A study by the Gambling Health Alliance suggests young people are not only regularly spending on loot boxes, but struggling to keep track of how much they have spent.
The organisation, which was established by the Royal Society for Public Health, has released a new report based on a survey of 611 young people from England, Scotland and Wales.
23% of 11 to 16-year-olds said they had paid money to open loot boxes, with 34% of all respondents saying they had first purchased them by the time they were 13, due to the lack of age restrictions on games containing the randomised monetisation mechanic.
The study found that 31% of young gamers say they are unaware of how much they have spent on loot boxes, while 33% say they do now feel in console of their spending.
When asked to estimate how much a loot box costs — due to the real-money value being obfuscated by virtual currencies — most estimated purchases to be worth between £1 and £3. However, some reported a single loot box could cost as much as £20.
11% said they purchased loot boxes on a daily or weekly basis, with 27% claiming to spend monthly.
Weekly spenders estimated they would pay as much as £5 per week, or £260 per year, while nearly one in ten gamers said they spent between £11 and £20 per week — amounting to between £570 and £1,040 per year.
22% of respondents confirmed they had spent over £100 on loot boxes, in addition to the purchase of the game itself.
The report also explored the financial impact on spenders, with 13% claiming their loot box purchases had gotten them into debt, and 15% saying they had taken money from parents without permission.
One person claimed they had resorted to crime to pay of debts, while three said their spending had forced their families to remortgage their homes.
The Gambling Health Alliance released these results during a campaign to have loot boxes reclassified as gambling — something the Royal Society for Public Health also called for with a similar report last year.
The UK government recently closed a call for evidence around loot boxes ahead of a review for the nation’s gambling laws.
The report particularly draws attention to the lack of age restrictions and in-game spending trackers, although notes that EA has now added the latter system with FIFA Playtime to help Ultimate Team users keep on top of their purchases. It also introduces family controls to limit spending.
“This is a welcome step in the right direction,” the report said. “We believe that protective measures like this should be introduced across all games containing loot boxes until they are recognised as gambling and removed from games played by under-18s.”

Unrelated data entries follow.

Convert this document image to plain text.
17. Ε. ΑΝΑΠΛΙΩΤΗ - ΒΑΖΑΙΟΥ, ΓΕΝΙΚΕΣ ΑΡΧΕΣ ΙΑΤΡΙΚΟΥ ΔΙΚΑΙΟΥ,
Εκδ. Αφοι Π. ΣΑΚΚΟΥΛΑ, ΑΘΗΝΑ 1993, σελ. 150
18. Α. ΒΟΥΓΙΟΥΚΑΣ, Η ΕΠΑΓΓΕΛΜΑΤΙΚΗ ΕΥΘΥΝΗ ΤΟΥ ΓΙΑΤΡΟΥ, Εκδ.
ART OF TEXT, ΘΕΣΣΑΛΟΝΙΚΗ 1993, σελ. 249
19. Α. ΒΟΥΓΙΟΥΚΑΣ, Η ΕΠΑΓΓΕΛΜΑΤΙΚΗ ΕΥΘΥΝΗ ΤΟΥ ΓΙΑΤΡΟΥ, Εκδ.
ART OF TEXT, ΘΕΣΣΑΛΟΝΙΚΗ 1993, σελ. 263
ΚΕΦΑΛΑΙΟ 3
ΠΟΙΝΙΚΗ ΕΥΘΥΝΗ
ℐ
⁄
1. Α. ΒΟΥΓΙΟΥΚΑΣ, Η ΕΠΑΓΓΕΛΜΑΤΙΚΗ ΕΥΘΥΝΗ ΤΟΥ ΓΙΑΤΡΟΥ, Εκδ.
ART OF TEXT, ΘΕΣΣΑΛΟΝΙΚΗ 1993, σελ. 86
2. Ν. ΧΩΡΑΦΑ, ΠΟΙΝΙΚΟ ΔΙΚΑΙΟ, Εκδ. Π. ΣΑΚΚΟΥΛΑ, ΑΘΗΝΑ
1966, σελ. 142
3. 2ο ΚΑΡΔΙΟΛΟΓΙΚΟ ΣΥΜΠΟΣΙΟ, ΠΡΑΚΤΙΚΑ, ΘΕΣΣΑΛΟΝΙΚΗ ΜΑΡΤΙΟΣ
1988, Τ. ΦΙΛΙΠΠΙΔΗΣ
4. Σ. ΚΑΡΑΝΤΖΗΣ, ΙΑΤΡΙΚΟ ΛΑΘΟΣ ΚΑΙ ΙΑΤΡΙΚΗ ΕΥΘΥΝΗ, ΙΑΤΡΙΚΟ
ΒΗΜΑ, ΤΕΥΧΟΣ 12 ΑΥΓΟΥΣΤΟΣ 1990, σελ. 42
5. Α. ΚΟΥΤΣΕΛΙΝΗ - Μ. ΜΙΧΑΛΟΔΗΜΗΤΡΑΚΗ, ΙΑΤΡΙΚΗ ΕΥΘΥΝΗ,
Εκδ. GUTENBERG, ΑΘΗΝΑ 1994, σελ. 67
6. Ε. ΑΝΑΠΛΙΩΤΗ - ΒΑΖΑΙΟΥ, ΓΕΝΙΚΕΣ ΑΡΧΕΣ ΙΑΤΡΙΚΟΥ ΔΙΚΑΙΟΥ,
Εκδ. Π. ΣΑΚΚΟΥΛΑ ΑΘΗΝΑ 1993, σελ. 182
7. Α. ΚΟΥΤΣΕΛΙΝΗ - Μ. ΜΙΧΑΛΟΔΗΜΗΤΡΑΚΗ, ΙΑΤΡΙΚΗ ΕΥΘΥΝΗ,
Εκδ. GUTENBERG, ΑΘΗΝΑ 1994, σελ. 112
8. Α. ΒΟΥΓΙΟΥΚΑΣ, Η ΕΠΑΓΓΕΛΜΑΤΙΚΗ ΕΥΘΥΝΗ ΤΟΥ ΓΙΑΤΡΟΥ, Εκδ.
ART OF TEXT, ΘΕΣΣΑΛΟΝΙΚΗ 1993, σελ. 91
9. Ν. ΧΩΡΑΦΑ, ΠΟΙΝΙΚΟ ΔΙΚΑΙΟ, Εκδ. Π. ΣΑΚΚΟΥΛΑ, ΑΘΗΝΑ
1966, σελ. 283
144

According to the survey, 79% of respondents who played FIFA said Ultimate Team’s loot boxes negatively impacted their experience of the game.
Reasons ranged from the amount they felt they had to spend to play competitively, the poor odds for getting valuable players, and having to start over with each new release of FIFA.
Following the launch of FIFA Playtime, our own Brendan Sinclair explored the problematic situation EA and FIFA are in, with Ultimate Team under intense scrutiny but delivering more than a quarter of the publisher’s revenues in the last fiscal year.